The formula to fin the probability is given by:
Probability = `["Number of favourable cases"] / ["Total number of possible cases"]` .
Practice Problems on Pair of Dice.
Ex 1: The dice are thrown simultaneously, Find the probability of getting:
(i) an even number as the sum
(ii) the sum as a prime number.
Solution:
(i) Let A be the event of getting an even number as the sum that 2,4,6,8,10,12.
Elementary events favourable to event A are:
{( 1,1) ( 1,3) (3,1), ( 2,2) ( 1,5) (5,1), ( 2,4) (4,2) (3,3), (2,6), ( 6,2), (4,4), (5,3), (3,5) , (5,5), ( 6,4), (4,6), and ( 6,6)}.
Clearly, favourable number of elementary events = 18.
Hency, required probability = `18/36` = `1/2` .
(ii) Let A be the event of getting the sum as a prime number that 2,3,5,7,11.
Elementary events favourable to event A are: { ( 1,1),( 1,2), (2,1),(1,4),(4,1),(2,3),(3,2),(1,6),(6,1),(2,5),(5,2).(3.4). (4.3).(6,5) and (5,6)}.
Therefore Favourable number of elementary events =15.
Hence, required probability = `15/36` = `5/12` .

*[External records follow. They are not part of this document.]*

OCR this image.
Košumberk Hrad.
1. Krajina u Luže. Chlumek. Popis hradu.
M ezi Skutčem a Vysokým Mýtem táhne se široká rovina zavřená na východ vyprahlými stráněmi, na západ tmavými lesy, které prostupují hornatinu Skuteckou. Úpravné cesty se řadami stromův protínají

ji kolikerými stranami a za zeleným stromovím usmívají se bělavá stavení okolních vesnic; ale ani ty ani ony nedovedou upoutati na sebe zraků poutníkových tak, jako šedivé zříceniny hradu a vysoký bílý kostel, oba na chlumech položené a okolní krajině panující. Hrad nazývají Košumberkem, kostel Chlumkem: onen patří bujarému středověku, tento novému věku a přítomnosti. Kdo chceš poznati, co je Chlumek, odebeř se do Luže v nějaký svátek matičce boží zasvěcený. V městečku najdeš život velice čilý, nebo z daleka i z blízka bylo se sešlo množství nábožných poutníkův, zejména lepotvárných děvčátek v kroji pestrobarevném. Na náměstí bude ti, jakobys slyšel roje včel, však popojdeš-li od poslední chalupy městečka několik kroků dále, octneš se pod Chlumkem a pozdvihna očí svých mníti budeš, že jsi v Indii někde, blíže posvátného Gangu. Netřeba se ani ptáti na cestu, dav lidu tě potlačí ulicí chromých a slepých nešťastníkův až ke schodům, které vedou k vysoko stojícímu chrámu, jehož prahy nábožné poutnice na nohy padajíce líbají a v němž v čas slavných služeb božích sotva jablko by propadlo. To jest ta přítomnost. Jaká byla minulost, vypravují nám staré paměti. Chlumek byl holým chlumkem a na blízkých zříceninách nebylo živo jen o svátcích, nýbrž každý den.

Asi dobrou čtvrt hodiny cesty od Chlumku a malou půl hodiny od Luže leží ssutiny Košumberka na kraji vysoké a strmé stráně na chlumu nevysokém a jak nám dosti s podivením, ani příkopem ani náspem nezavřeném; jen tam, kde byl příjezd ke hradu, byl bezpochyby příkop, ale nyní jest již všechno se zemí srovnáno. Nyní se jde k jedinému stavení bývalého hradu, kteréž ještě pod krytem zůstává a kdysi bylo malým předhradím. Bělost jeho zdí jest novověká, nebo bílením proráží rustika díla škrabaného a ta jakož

Ex 2: The dice are thrown simultaneously, Find the probability of getting:
(i) a total of at least 10
(ii) a doublet of even number.
Solution: (i)Let A be the event of getting a total of at least 10 that is 10, 11,12.
Then, the elementary events favourable to A are: {(6,4), (4,6), (5,5), (6,5), (5,6), (6,6)}.
Therefore Favrouable number of elementary events = 6.
Hence, required probability = `6/36` = `1/6` .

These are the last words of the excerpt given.